Today we were discussing food and the names they have and why. And our professor explained to us that food is meant to be eaten in a certain order, and when two people share a plate, there can be a crash between them because they might want to eat the same thing at the same time. Apɜsie means yam, and if you break the word down, pɜ means to like, and sie means to save, so the word literally means, you save the pieces of yam that you like. But, when two people are sharing the same dish, they might both want to save the same piece they like, so when this happens, there is a CRASH and then you have problems. The best part to this is when we just stared at the professor, and he took our stares of shock and stares of not understanding, so he went to the board and drew different pieces of yam and numbered us, and then showed how if two people both wanted the number five piece of yam, that then there would be a crash. It was really entertaining.
Also, fish in Twi is nsuowunam. Nsuo means water, and nam means meat, so fish translated to: meat in the water. Which is genius! I feel like Twi is giving me a greater realization of how crazy the English language can be.
Kyebom means egg in bread, so it's what they call an egg sandwich, something which I have become addicted to here. It's an egg, cooked up with random vegetables, and put on this delicious sweet bread It's kind of like an omlet, but no cheese. Another common food here is fufuo, which is a combination of casava, yam, and plantain that is all pounded together and generally served with soup. There are three key things to know about eating fufuo: 1) Eat it with your fingers. 2) Dip your fingers in the soup first so that the fufuo doesn't stick to your fingers. 3) Don't chew fufuo, simply swallow it after dipping it in your soup. All these are things that have taken me awhile to learn, but now that I know them, I am apparently a pro fufuo eater. This is according to my Twi professor who says that by the time we leave here, we should all be veteran fufuo eaters, and I apparently am one. Go me.

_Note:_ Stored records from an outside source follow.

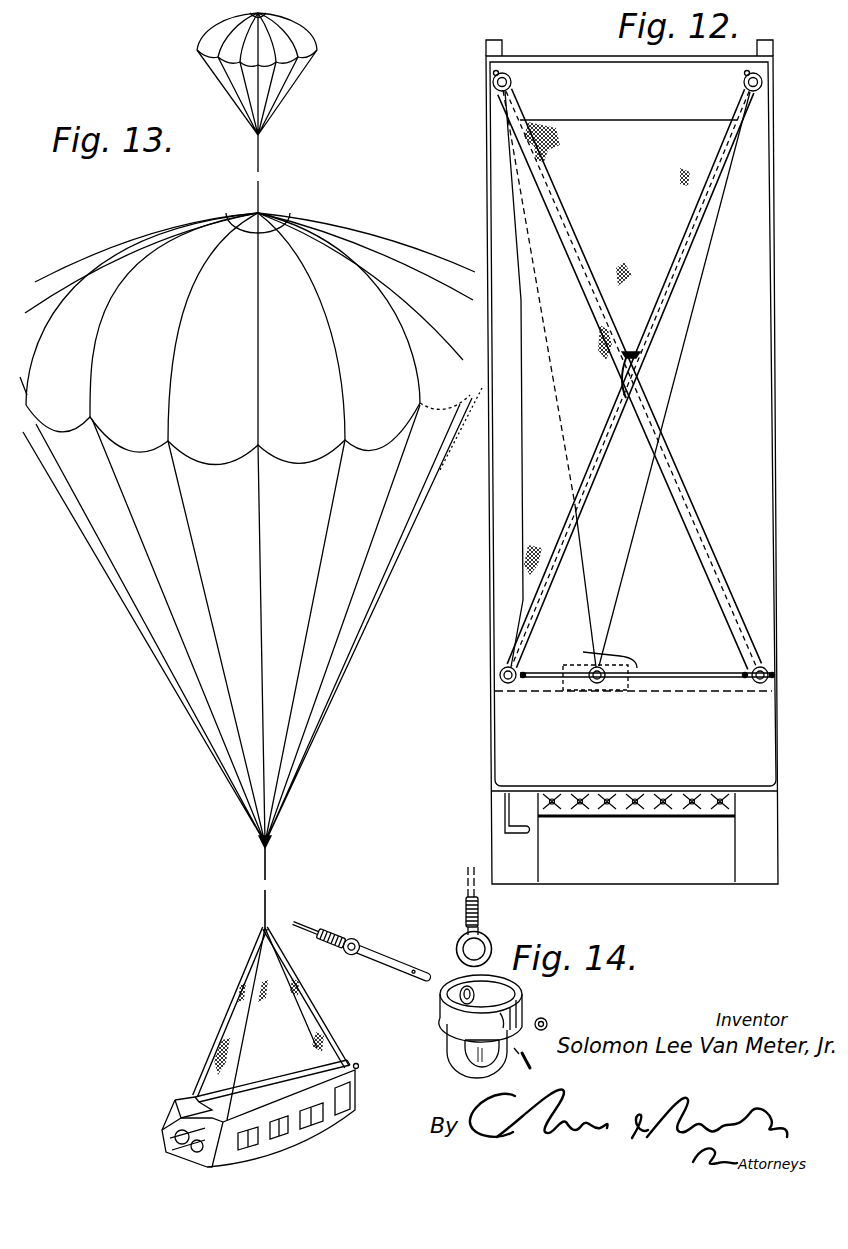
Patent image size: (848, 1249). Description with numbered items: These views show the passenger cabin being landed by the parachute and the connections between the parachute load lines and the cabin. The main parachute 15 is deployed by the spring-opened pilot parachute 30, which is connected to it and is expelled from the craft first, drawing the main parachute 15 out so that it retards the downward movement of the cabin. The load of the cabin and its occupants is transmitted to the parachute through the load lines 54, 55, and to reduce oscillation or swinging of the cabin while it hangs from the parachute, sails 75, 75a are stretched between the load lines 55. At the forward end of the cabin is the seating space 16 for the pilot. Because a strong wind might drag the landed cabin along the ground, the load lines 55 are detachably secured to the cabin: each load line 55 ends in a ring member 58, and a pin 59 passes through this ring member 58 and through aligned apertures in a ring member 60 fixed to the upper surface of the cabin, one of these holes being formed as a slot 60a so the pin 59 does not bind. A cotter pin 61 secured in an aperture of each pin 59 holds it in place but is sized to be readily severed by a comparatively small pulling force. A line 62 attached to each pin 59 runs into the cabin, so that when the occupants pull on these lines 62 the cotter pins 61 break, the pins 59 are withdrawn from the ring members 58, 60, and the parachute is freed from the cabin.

In FIG. 13, the main parachute 15 is at (400, 240).
In FIG. 12, the seating space for the pilot 16 is at (622, 817).
In FIG. 13, the pilot parachute 30 is at (307, 42).
In FIG. 13, the load line 54 is at (263, 893).
In FIG. 13, the load lines 55 is at (230, 1027).
In FIG. 14, the ring members 58 is at (487, 945).
In FIG. 14, the pins 59 is at (398, 963).
In FIG. 14, the ring members 60 is at (453, 1028).
In FIG. 14, the slot 60a is at (453, 998).
In FIG. 14, the cotter pins 61 is at (534, 1043).
In FIG. 12, the line 62 is at (612, 590).
In FIG. 13, the line 62 is at (290, 1082).
In FIG. 12, the sail 75 is at (630, 379).
In FIG. 13, the sail 75 is at (248, 987).
In FIG. 12, the sail 75a is at (630, 378).
In FIG. 13, the sail 75a is at (313, 1015).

With some frequency, there are rules or ways of speaking Twi that don't really make sense. When this happens, my professor generally says “who knows, only God can know.” So when I asked where the verb went in a sentence we were saying he says “who knows what happens to the verb, only god can know!” And this was a perfectly acceptable answer. It was great. So next time your trying to learn a language and your confused about it, don't worry, only God can know why it's working that way.
Meka Twi kakra, means, I speak a little Twi. While this sentence is extremely helpful, this always makes people laugh because I probably sound ridiculous when I say it and I'm usually saying it in response to them talking to me in Twi and me having no idea what-so-ever about what they have said to me. So I tell them my one sentence in Twi and they giggle and then try to talk to me again in Twi, but slower. I generally still have no idea what they're saying.
Another fun fact to Twi, many words are spelled the same, but mean different things and are very different words. The only way to know what word the person is talking about is by knowing the context it is being used in. This provides to be a challenge though when you can't understand what they're saying.
And that is more or less my class in a nutshell. This is the last week of it, so only three classes are left, we'll see how many more new things they can cram into our brains.